L’État français œuvre donc, bien sûr, pour un « retour à la stabilité et l’ouverture de nouvelles perspectives », pour « l’indispensable assainissement des finances publiques locales et le redressement des comptes sociaux » (y compris par une réforme fiscale dont les anti-indépendantistes ne veulent pas). A côté de la double nationalité, les Calédoniens conserveront leur citoyenneté… européenne. On gardera la monnaie calédonienne, mais l’Etat français laissera la Nouvelle-Calédonie libre de mettre ce qu’elle veut sur ses billets – petit cadeau symbolique aux indépendantistes, mais il n’est pas certain que les « anti » les laissent faire, là encore. L’encadrement calédonien, civil et militaire, sera également renforcé – y compris pour les Kanak, à travers le dispositif « Cadres Avenir » qui existe déjà.
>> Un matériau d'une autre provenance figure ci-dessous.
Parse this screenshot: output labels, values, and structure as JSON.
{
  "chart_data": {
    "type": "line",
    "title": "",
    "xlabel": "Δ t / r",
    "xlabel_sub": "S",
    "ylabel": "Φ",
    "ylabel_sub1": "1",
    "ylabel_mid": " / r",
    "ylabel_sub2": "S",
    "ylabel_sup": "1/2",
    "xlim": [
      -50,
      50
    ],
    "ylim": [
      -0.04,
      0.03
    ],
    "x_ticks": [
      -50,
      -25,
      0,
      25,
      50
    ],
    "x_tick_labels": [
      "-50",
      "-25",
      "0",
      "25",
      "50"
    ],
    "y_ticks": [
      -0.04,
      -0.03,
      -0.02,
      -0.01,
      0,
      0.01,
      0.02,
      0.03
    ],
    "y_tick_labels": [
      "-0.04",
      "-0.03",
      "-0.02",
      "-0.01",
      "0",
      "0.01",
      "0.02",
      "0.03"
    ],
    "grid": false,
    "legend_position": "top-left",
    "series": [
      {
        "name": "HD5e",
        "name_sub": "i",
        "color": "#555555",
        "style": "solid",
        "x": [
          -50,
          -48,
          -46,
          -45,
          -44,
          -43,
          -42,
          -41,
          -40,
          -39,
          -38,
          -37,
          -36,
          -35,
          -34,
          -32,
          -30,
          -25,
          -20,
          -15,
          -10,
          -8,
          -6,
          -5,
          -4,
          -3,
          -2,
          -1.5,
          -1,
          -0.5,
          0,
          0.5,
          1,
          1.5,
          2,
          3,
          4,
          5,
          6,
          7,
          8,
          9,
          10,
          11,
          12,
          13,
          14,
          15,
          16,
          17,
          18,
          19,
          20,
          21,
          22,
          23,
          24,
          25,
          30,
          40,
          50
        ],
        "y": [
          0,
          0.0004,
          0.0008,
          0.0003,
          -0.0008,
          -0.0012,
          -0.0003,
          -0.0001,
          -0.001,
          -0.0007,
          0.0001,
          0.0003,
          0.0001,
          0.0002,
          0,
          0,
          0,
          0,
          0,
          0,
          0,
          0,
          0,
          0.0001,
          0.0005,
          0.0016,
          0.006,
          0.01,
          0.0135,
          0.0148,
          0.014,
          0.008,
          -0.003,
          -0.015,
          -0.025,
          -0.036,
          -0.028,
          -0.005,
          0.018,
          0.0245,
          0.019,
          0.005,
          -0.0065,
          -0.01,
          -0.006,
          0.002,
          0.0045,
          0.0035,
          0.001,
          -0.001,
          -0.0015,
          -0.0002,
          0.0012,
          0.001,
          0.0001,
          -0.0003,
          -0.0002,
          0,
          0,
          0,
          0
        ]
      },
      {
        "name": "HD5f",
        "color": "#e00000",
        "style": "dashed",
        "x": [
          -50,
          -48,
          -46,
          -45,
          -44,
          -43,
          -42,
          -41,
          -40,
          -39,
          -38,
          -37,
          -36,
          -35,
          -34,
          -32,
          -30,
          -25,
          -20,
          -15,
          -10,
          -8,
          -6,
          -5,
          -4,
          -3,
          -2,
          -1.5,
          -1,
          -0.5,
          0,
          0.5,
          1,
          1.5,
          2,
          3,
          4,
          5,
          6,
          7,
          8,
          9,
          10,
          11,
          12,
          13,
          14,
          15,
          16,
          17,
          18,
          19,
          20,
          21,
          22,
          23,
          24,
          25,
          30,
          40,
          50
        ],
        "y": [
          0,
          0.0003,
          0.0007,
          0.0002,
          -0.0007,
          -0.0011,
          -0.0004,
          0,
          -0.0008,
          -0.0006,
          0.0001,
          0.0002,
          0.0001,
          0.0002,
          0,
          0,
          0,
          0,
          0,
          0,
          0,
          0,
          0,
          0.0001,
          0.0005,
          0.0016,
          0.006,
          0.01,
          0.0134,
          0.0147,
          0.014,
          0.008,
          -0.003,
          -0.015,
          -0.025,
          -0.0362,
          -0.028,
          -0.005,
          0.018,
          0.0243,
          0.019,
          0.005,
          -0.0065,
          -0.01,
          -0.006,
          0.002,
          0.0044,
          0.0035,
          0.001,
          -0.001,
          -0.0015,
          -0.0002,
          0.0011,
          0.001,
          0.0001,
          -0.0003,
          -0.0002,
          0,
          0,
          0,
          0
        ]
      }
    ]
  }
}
L’Agence de développement rural et d’aménagement foncier (ADRAF) pourra aider au développement des activités économiques ou permettre une extension des terres coutumières. Etc.

Il y a dans le projet d’accord beaucoup d’inconnues, car sa réalisation dépend en grande partie de plusieurs scrutins à venir : à l’automne, le vote au Parlement sur l’insertion dans la Constitution française d’un changement de statut pour la Nouvelle-Calédonie ; en février 2026, le vote dans l’archipel sur le projet d’accord signé ; en mars-avril 2026, l’adoption de la « loi organique spéciale » sur la Nouvelle-Calédonie ; en juin 2026, les élections provinciales qui ont été reportées à deux reprises. (Et il y aura aussi, en mars 2026, les municipales en France et dans l’archipel.)
En attendant, les délégations du FLNKS et des Loyalistes semblent – d’après la presse – redouter assez l’accueil qui va leur être réservé, à leur retour dans l’archipel, pour avoir signé ce texte.